A2. Bootstrap generator — scripts/eval_gold_bootstrap.py (host-side, mcp-server venv): reads search_relevance_feedback (score=3) ⨝ search_logs, groups by normalized query → relevant case_law_id set, emits source=bootstrap entries. Idempotent: re-run regenerates the bootstrap section; never overwrites source=chair rows. Chair gate: Dafna reviews the file, corrects/augments, promotes entries to source=chair.

A3. Harness — scripts/eval_retrieval.py (host-side, mcp-server venv; needs POSTGRES + VOYAGE): runs the production retrieval path (same service functions the MCP search tools call) for each gold query, computes per-query precision@k, recall@k, MRR, nDCG@k (k∈{5,10}); relevant = gold ids. Aggregates mean overall + per corpus + per practice_area. Writes data/eval/eval-report-<ts>.{json,md}, prints a summary, and a delta vs the committed data/eval/baseline.json. --update-baseline rewrites the snapshot.

"CI gate" — realized as discipline, not automation. Retrieval needs the prod DB + Voyage API; no CI runner has that access. The gate is: re-runnable harness + committed baseline.json + a documented "run before/after any retrieval-layer change, attach the delta" rule (SCRIPTS.md). A true automated CI gate would require a separate frozen corpus fixture — out of scope, noted as future.

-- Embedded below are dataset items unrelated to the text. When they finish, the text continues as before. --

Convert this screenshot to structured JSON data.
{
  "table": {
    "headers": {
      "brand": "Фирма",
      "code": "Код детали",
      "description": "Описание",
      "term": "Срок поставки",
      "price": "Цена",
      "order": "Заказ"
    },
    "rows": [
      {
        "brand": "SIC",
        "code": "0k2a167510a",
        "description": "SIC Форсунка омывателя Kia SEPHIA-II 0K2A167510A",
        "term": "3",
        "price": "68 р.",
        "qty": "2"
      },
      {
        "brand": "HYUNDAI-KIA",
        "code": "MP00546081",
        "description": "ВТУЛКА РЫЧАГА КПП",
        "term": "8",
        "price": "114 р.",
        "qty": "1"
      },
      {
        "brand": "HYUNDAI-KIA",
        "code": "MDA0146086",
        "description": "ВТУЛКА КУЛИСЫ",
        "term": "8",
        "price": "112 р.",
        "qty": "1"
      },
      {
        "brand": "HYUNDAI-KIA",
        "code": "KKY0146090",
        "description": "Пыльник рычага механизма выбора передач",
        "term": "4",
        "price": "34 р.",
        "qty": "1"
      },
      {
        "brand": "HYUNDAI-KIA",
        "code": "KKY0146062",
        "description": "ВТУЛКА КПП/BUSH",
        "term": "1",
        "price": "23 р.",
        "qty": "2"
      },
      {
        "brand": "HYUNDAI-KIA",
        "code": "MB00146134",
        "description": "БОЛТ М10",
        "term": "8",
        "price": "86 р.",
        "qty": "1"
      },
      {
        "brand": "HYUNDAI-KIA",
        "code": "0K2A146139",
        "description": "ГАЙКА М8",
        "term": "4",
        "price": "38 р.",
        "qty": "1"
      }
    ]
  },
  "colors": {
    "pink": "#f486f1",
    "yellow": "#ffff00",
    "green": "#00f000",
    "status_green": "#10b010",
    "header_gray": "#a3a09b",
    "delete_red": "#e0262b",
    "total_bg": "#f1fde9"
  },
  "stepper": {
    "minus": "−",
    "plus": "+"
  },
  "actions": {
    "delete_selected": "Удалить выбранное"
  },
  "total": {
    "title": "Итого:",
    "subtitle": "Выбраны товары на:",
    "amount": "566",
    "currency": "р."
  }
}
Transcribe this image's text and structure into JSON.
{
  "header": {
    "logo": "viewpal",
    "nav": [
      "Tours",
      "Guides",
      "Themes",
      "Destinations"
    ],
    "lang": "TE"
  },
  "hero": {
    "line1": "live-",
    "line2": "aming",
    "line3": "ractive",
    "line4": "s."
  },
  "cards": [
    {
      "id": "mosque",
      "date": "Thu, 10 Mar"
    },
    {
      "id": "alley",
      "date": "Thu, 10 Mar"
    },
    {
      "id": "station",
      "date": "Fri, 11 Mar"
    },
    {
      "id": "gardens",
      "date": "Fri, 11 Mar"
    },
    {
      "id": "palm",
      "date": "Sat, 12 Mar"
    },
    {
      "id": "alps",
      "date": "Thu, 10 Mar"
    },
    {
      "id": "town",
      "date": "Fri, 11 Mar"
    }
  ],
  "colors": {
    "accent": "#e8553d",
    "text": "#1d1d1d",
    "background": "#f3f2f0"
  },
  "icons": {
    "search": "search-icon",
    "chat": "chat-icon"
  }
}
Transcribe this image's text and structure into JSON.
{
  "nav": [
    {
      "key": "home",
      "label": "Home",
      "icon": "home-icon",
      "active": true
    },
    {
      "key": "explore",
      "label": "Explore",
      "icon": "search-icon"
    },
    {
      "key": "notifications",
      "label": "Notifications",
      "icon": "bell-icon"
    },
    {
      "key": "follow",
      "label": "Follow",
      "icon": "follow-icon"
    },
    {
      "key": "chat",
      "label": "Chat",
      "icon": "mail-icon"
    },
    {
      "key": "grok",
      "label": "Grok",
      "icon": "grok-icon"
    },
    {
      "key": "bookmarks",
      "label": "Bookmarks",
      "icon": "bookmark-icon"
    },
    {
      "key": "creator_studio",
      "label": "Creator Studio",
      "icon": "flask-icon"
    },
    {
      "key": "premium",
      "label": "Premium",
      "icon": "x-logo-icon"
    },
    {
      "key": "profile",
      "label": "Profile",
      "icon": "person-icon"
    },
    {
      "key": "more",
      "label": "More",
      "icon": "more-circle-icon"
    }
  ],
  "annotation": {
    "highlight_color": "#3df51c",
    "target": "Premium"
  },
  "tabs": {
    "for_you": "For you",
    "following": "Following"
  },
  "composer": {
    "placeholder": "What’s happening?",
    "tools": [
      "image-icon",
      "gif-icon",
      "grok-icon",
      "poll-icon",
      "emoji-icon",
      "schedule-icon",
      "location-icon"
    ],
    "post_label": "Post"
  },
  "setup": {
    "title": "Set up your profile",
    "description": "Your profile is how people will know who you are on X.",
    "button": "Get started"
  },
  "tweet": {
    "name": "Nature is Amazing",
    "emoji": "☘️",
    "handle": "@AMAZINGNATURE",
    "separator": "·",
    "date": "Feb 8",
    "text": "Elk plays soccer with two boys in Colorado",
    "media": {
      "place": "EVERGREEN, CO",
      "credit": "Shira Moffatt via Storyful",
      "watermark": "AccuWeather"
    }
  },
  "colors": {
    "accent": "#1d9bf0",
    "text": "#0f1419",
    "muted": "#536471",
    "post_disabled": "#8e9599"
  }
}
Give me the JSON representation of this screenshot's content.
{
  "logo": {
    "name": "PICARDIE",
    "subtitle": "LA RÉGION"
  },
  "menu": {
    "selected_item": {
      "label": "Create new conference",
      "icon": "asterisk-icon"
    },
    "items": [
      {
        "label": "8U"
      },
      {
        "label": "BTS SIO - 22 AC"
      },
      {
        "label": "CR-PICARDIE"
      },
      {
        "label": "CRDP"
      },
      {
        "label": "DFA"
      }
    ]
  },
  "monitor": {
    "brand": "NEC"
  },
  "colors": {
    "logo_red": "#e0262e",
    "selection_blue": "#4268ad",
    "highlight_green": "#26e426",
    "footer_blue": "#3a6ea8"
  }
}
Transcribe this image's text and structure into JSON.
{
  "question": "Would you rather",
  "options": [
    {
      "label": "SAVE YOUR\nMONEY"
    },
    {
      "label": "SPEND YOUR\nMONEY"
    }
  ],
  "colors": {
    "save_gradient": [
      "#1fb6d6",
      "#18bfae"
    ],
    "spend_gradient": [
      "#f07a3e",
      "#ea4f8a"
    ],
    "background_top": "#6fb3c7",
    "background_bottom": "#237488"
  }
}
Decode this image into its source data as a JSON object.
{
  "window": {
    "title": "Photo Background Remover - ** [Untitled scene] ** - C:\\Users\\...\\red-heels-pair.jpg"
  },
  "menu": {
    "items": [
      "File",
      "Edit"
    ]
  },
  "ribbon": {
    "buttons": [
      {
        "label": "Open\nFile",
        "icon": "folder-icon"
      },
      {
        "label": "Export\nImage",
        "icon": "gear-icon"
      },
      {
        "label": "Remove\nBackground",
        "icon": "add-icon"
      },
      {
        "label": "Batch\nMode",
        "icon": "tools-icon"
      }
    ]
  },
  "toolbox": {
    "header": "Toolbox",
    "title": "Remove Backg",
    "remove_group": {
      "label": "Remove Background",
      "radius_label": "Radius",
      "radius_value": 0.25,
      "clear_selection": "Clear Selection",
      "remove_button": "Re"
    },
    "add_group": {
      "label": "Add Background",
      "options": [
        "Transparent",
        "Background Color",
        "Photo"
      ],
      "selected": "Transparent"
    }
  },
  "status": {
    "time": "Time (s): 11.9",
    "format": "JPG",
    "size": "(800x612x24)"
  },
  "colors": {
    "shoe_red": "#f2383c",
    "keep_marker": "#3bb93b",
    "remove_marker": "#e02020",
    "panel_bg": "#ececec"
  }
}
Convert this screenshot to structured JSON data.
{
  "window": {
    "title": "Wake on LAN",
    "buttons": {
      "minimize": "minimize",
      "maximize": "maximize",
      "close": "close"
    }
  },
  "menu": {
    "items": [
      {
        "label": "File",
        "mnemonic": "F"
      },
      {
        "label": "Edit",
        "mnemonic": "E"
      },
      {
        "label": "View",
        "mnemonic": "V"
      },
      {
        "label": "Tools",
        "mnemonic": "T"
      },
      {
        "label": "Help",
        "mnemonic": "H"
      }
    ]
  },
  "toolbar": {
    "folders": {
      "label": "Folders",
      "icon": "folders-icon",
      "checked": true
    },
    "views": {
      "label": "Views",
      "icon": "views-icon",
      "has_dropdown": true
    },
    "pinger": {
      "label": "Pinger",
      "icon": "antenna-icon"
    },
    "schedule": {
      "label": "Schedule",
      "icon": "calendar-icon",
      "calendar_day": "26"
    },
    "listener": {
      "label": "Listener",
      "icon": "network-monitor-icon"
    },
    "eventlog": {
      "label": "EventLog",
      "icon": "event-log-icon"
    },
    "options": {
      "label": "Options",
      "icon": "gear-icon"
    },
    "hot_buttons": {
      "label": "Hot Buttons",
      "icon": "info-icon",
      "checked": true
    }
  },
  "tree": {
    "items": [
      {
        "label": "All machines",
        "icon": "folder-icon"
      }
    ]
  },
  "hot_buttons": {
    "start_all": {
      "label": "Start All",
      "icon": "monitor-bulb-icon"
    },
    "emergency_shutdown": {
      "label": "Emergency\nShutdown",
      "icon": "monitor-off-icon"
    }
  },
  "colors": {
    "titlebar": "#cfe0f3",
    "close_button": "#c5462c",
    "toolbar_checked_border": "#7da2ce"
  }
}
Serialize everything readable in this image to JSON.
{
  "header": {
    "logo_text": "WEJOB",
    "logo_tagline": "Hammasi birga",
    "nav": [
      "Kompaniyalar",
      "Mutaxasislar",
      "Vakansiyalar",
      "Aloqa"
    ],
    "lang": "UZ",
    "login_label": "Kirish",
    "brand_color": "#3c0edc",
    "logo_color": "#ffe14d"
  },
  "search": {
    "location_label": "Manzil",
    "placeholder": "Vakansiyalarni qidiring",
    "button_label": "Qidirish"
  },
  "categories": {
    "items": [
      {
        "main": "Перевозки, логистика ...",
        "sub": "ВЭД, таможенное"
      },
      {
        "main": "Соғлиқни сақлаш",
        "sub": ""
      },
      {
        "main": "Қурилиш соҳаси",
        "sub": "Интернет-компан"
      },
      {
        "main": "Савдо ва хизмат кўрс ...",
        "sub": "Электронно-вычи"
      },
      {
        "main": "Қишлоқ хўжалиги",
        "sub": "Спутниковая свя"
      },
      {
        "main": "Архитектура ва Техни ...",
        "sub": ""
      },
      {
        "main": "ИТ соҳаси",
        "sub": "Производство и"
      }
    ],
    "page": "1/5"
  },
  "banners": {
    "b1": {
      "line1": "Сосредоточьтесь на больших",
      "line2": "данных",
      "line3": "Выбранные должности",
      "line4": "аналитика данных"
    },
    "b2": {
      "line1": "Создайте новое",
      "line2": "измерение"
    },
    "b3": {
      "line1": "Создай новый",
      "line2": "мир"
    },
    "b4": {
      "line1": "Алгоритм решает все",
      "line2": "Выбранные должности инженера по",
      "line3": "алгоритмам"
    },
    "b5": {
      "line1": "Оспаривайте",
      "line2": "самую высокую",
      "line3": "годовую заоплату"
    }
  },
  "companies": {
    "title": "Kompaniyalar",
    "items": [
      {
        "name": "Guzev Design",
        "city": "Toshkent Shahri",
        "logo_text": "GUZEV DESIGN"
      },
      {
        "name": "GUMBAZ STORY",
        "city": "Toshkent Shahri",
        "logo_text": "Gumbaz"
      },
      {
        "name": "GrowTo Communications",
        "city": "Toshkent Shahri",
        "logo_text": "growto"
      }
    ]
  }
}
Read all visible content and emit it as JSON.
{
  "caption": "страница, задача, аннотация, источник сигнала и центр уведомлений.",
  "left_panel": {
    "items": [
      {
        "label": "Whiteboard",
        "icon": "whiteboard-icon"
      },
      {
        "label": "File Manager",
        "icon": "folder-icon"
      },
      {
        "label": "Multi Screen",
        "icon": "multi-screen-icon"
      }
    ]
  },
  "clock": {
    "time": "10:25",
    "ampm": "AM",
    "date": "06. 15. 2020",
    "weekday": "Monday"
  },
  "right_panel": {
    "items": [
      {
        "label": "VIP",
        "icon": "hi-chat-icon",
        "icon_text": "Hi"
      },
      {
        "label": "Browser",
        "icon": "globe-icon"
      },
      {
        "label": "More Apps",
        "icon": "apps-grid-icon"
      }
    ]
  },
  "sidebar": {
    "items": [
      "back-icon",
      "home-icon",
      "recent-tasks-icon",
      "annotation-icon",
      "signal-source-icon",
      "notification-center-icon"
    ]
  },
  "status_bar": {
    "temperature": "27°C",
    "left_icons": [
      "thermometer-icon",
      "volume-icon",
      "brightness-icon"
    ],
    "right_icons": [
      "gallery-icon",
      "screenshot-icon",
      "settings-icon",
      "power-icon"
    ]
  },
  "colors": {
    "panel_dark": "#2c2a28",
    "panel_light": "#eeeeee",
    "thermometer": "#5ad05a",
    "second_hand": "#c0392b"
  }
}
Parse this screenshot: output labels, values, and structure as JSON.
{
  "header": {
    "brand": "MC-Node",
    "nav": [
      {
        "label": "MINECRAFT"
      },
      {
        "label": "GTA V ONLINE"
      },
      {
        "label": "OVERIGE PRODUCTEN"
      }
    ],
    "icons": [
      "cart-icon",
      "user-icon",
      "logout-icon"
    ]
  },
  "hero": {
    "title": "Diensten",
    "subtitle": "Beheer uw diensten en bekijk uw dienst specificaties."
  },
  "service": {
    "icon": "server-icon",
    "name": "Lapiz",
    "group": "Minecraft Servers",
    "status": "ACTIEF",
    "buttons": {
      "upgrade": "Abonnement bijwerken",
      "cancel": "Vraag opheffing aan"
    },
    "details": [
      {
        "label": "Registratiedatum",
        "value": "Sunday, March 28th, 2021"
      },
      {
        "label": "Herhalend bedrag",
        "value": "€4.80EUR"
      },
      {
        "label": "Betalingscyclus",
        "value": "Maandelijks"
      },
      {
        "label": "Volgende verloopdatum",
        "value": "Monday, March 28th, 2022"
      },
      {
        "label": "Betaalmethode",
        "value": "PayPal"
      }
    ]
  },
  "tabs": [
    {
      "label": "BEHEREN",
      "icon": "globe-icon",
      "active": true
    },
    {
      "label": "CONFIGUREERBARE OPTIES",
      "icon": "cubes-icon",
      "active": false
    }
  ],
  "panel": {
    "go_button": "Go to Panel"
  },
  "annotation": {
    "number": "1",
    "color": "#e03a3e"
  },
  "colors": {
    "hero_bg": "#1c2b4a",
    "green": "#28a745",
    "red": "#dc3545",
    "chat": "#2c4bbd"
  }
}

Scope: the two precedent corpora (search_precedent_library + search_internal_decisions), where the citation signal exists. search_decisions/search_case_documents return case-document chunks (not case_law) and carry no citation ground-truth — deliberately out of scope.

Metrics rationale: precision@k + recall@k are spec-required (INV-RET4). MRR (first-relevant rank) and nDCG@k (graded, position-weighted) are standard IR complements (Manning et al., 2008) — nDCG matches the telemetry docstring's stated nDCG@10 aspiration.

Unit B — Backlog visibility (GAP-14) — pure code

Expose the halacha review backlog where health is already surfaced:

  • metrics.get_dashboard() (mcp-server/src/legal_mcp/services/metrics.py) — add halacha_backlog: {pending_review, approved, rejected, published, total, oldest_pending_at} from halachot.review_status + min(created_at) where pending_review. Surfaces through the get_metrics MCP tool (agents + dashboard).
  • /api/system/diagnostics (web/app.py) — add the same halacha_backlog block to the health snapshot.

Files

File Unit Kind Deploy
scripts/eval_gold_bootstrap.py A2 new, host-side none
scripts/eval_retrieval.py A3 new, host-side none
data/eval/gold-set.jsonl A1 data (on disk; chair-reviewed) none
data/eval/baseline.json A3 committed snapshot none
mcp-server/src/legal_mcp/services/metrics.py B edit get_dashboard Coolify
web/app.py B edit diagnostics Coolify
scripts/SCRIPTS.md A doc none

Test strategy

  • Bootstrap: idempotent (re-run = same bootstrap rows; chair rows untouched); 0 chair rows clobbered.
  • Harness: metric math unit-verified offline on a synthetic (ranking, relevant-set) fixture (precision@k / recall@k / MRR / nDCG@k against hand-computed values) before any DB run.
  • Unit B: get_metrics (no case_number) returns halacha_backlog with counts summing to total; diagnostics endpoint returns the same block. Verified against prod counts.

Chair gate (domain — the only thing requiring Dafna)

After bootstrap produces gold-set.jsonl, Dafna reviews: are these queries representative, and are the marked precedents the correct answers? Her edits make the gold-set authoritative. Until then the baseline is "provisional (bootstrap-only)".